A recent California Supreme Court decision has ruled that government agencies in the state can’t pass on the costs of privacy redactions in the course of fulfilling records requests. According to the ruling, the cost of redacting records that citizens file under the California Public Records Act (CPRA) falls on the state, and the state is funded by taxes. It’s a tiny bit of good news to come out of the last week that has seen nationwide protests, mass arrests, and police brutality. In other words, we’re living in a moment that’s going to generate a lot of records requests.
California bill SB-1421, which is part of the CPRA, went into effect in January 2019. It states that public records pertaining to police brutality were no longer confidential, i.e. incidents or crimes in which police discharge a firearm at a person, use of force that results in severe injury or death, sexual assault, or multiple findings of police dishonesty the requester could release publicly. However, such information needs to be redacted to conceal any personally identifying information not pertinent to the incident or crime.
But what law enforcement agencies often do is charge a redaction fee to the person or agency requesting that information under the CPRA before they receive it. Their argument is that pulling records and using resources to redact information from documents and videos takes time and resources, which it does, but sometimes these fees can be in excess of thousands of dollars, and not everyone has that kind of money.
In the case, National Lawyers Guild vs. Hayward, civil rights groups filed a request for bodycam footage related to the UC Berkeley protests following the deaths of Eric Garner and Michael Brown with the City of Hayward. While Hayward police said they would release the footage, the agency asserted that it would cost the NLG $3,000 to redact any personally identifying information before it could be released. “Here, the City of Hayward seeks to charge a records requester for approximately 40 hours its employees spent editing out exempt material from digital police body camera footage. The City claims that these costs are chargeable as costs of data extraction,” it says in the opening paragraph of the case document.

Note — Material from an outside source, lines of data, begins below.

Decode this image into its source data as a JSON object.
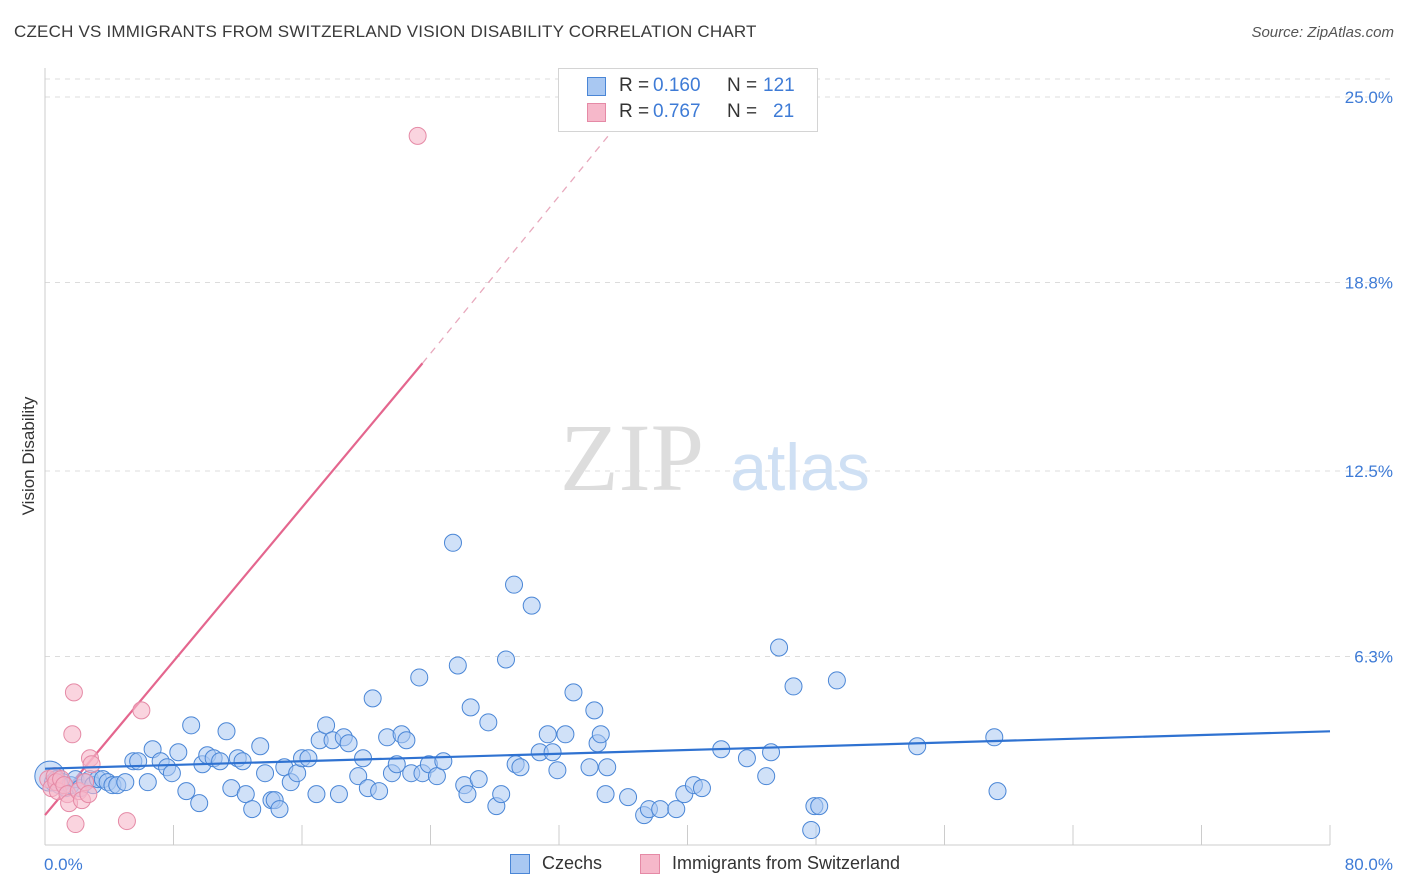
{
  "title": "CZECH VS IMMIGRANTS FROM SWITZERLAND VISION DISABILITY CORRELATION CHART",
  "source": "Source: ZipAtlas.com",
  "watermark": {
    "zip": "ZIP",
    "atlas": "atlas"
  },
  "legend": {
    "series1": {
      "r_label": "R =",
      "r_value": "0.160",
      "n_label": "N =",
      "n_value": "121",
      "color": "#a9c8f2"
    },
    "series2": {
      "r_label": "R =",
      "r_value": "0.767",
      "n_label": "N =",
      "n_value": "21",
      "color": "#f6b8ca"
    }
  },
  "bottom_legend": {
    "series1": "Czechs",
    "series2": "Immigrants from Switzerland"
  },
  "chart_data": {
    "type": "scatter",
    "title": "CZECH VS IMMIGRANTS FROM SWITZERLAND VISION DISABILITY CORRELATION CHART",
    "xlabel": "",
    "ylabel": "Vision Disability",
    "xlim": [
      0,
      80
    ],
    "ylim": [
      0,
      25.6
    ],
    "x_tick_labels": [
      "0.0%",
      "80.0%"
    ],
    "y_ticks": [
      6.3,
      12.5,
      18.8,
      25.0
    ],
    "y_tick_labels": [
      "6.3%",
      "12.5%",
      "18.8%",
      "25.0%"
    ],
    "grid": true,
    "grid_style": "dashed",
    "colors": {
      "czechs": "#a9c8f2",
      "czechs_edge": "#4a86d6",
      "czechs_line": "#2f72d1",
      "swiss": "#f6b8ca",
      "swiss_edge": "#e58aa6",
      "swiss_line": "#e4668e"
    },
    "series": [
      {
        "name": "Czechs",
        "trendline": {
          "x": [
            0,
            80
          ],
          "y": [
            2.55,
            3.8
          ]
        },
        "points": [
          [
            0.3,
            2.3
          ],
          [
            0.5,
            2.1
          ],
          [
            0.7,
            2.2
          ],
          [
            0.9,
            2.0
          ],
          [
            1.1,
            2.1
          ],
          [
            1.3,
            1.9
          ],
          [
            1.6,
            2.0
          ],
          [
            1.9,
            2.2
          ],
          [
            2.2,
            1.9
          ],
          [
            2.5,
            2.1
          ],
          [
            2.8,
            2.2
          ],
          [
            3.0,
            2.0
          ],
          [
            3.3,
            2.2
          ],
          [
            3.6,
            2.2
          ],
          [
            3.9,
            2.1
          ],
          [
            4.2,
            2.0
          ],
          [
            4.5,
            2.0
          ],
          [
            5.0,
            2.1
          ],
          [
            5.5,
            2.8
          ],
          [
            5.8,
            2.8
          ],
          [
            6.4,
            2.1
          ],
          [
            6.7,
            3.2
          ],
          [
            7.2,
            2.8
          ],
          [
            7.6,
            2.6
          ],
          [
            7.9,
            2.4
          ],
          [
            8.3,
            3.1
          ],
          [
            8.8,
            1.8
          ],
          [
            9.1,
            4.0
          ],
          [
            9.6,
            1.4
          ],
          [
            9.8,
            2.7
          ],
          [
            10.1,
            3.0
          ],
          [
            10.5,
            2.9
          ],
          [
            10.9,
            2.8
          ],
          [
            11.3,
            3.8
          ],
          [
            11.6,
            1.9
          ],
          [
            12.0,
            2.9
          ],
          [
            12.3,
            2.8
          ],
          [
            12.5,
            1.7
          ],
          [
            12.9,
            1.2
          ],
          [
            13.4,
            3.3
          ],
          [
            13.7,
            2.4
          ],
          [
            14.1,
            1.5
          ],
          [
            14.3,
            1.5
          ],
          [
            14.6,
            1.2
          ],
          [
            14.9,
            2.6
          ],
          [
            15.3,
            2.1
          ],
          [
            15.7,
            2.4
          ],
          [
            16.0,
            2.9
          ],
          [
            16.4,
            2.9
          ],
          [
            16.9,
            1.7
          ],
          [
            17.1,
            3.5
          ],
          [
            17.5,
            4.0
          ],
          [
            17.9,
            3.5
          ],
          [
            18.3,
            1.7
          ],
          [
            18.6,
            3.6
          ],
          [
            18.9,
            3.4
          ],
          [
            19.5,
            2.3
          ],
          [
            19.8,
            2.9
          ],
          [
            20.1,
            1.9
          ],
          [
            20.4,
            4.9
          ],
          [
            20.8,
            1.8
          ],
          [
            21.3,
            3.6
          ],
          [
            21.6,
            2.4
          ],
          [
            21.9,
            2.7
          ],
          [
            22.2,
            3.7
          ],
          [
            22.5,
            3.5
          ],
          [
            22.8,
            2.4
          ],
          [
            23.3,
            5.6
          ],
          [
            23.5,
            2.4
          ],
          [
            23.9,
            2.7
          ],
          [
            24.4,
            2.3
          ],
          [
            24.8,
            2.8
          ],
          [
            25.4,
            10.1
          ],
          [
            25.7,
            6.0
          ],
          [
            26.1,
            2.0
          ],
          [
            26.3,
            1.7
          ],
          [
            26.5,
            4.6
          ],
          [
            27.0,
            2.2
          ],
          [
            27.6,
            4.1
          ],
          [
            28.1,
            1.3
          ],
          [
            28.4,
            1.7
          ],
          [
            28.7,
            6.2
          ],
          [
            29.2,
            8.7
          ],
          [
            29.3,
            2.7
          ],
          [
            29.6,
            2.6
          ],
          [
            30.3,
            8.0
          ],
          [
            30.8,
            3.1
          ],
          [
            31.3,
            3.7
          ],
          [
            31.6,
            3.1
          ],
          [
            31.9,
            2.5
          ],
          [
            32.4,
            3.7
          ],
          [
            32.9,
            5.1
          ],
          [
            33.9,
            2.6
          ],
          [
            34.2,
            4.5
          ],
          [
            34.4,
            3.4
          ],
          [
            34.6,
            3.7
          ],
          [
            34.9,
            1.7
          ],
          [
            35.0,
            2.6
          ],
          [
            36.3,
            1.6
          ],
          [
            37.3,
            1.0
          ],
          [
            37.6,
            1.2
          ],
          [
            38.3,
            1.2
          ],
          [
            39.3,
            1.2
          ],
          [
            39.8,
            1.7
          ],
          [
            40.4,
            2.0
          ],
          [
            40.9,
            1.9
          ],
          [
            42.1,
            3.2
          ],
          [
            43.7,
            2.9
          ],
          [
            44.9,
            2.3
          ],
          [
            45.2,
            3.1
          ],
          [
            45.7,
            6.6
          ],
          [
            46.6,
            5.3
          ],
          [
            47.7,
            0.5
          ],
          [
            47.9,
            1.3
          ],
          [
            48.2,
            1.3
          ],
          [
            49.3,
            5.5
          ],
          [
            54.3,
            3.3
          ],
          [
            59.1,
            3.6
          ],
          [
            59.3,
            1.8
          ]
        ]
      },
      {
        "name": "Immigrants from Switzerland",
        "trendline": {
          "x": [
            0,
            23.5
          ],
          "y": [
            1.0,
            16.1
          ]
        },
        "trendline_extension": {
          "x": [
            23.5,
            37.5
          ],
          "y": [
            16.1,
            25.3
          ]
        },
        "points": [
          [
            0.2,
            2.2
          ],
          [
            0.4,
            1.9
          ],
          [
            0.6,
            2.3
          ],
          [
            0.7,
            2.1
          ],
          [
            0.8,
            1.8
          ],
          [
            1.0,
            2.2
          ],
          [
            1.2,
            2.0
          ],
          [
            1.4,
            1.7
          ],
          [
            1.5,
            1.4
          ],
          [
            1.7,
            3.7
          ],
          [
            1.8,
            5.1
          ],
          [
            1.9,
            0.7
          ],
          [
            2.1,
            1.8
          ],
          [
            2.3,
            1.5
          ],
          [
            2.5,
            2.1
          ],
          [
            2.7,
            1.7
          ],
          [
            2.8,
            2.9
          ],
          [
            2.9,
            2.7
          ],
          [
            5.1,
            0.8
          ],
          [
            6.0,
            4.5
          ],
          [
            23.2,
            23.7
          ]
        ]
      }
    ]
  }
}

However, the court ruled that the term “data extraction” does not “cover the process of redacting exempt material from otherwise disclosable electronic records.” After all, the court concluded, “agencies cannot recover the costs of searching through a filing cabinet for paper records.”
What this ruling does is give those requesting public information pertaining to police brutality more power to tell police agencies to eat the cost of redacting information themselves. The EFF offers some good advice to those who want to request public information and not be on the hook for paying redaction fees. When requesting documents or bodycam footage, requesters should consider including the following in their letters:
“Pursuant to NLG vs. Hayward, S252445 (May 28, 2020), government agencies may not charge requesters for the cost of redacting or editing body-worn camera footage.”
Or:
“Pursuant to NLG vs. Hayward, S252445 (May 28, 2020), government agencies may not charge requesters for the cost of redacting digital records.”
The EFF also notes that requesters should be prepared to push back on any agency that still tries to charge them a redaction fee, especially if that fee is an exorbitant amount.
There are specific circumstances in which agencies can charge people to redact information, but thanks to the new ruling, those circumstances are way more narrow. Agencies could still charge requesters when pulling information from a large database, but extracting records from a digital or physical database does not cover the time spent looking for those records. It’s also important to note that agencies can still charge requesters for copies of said records, though they can’t charge more than what the copied media is written to in the case of digital records.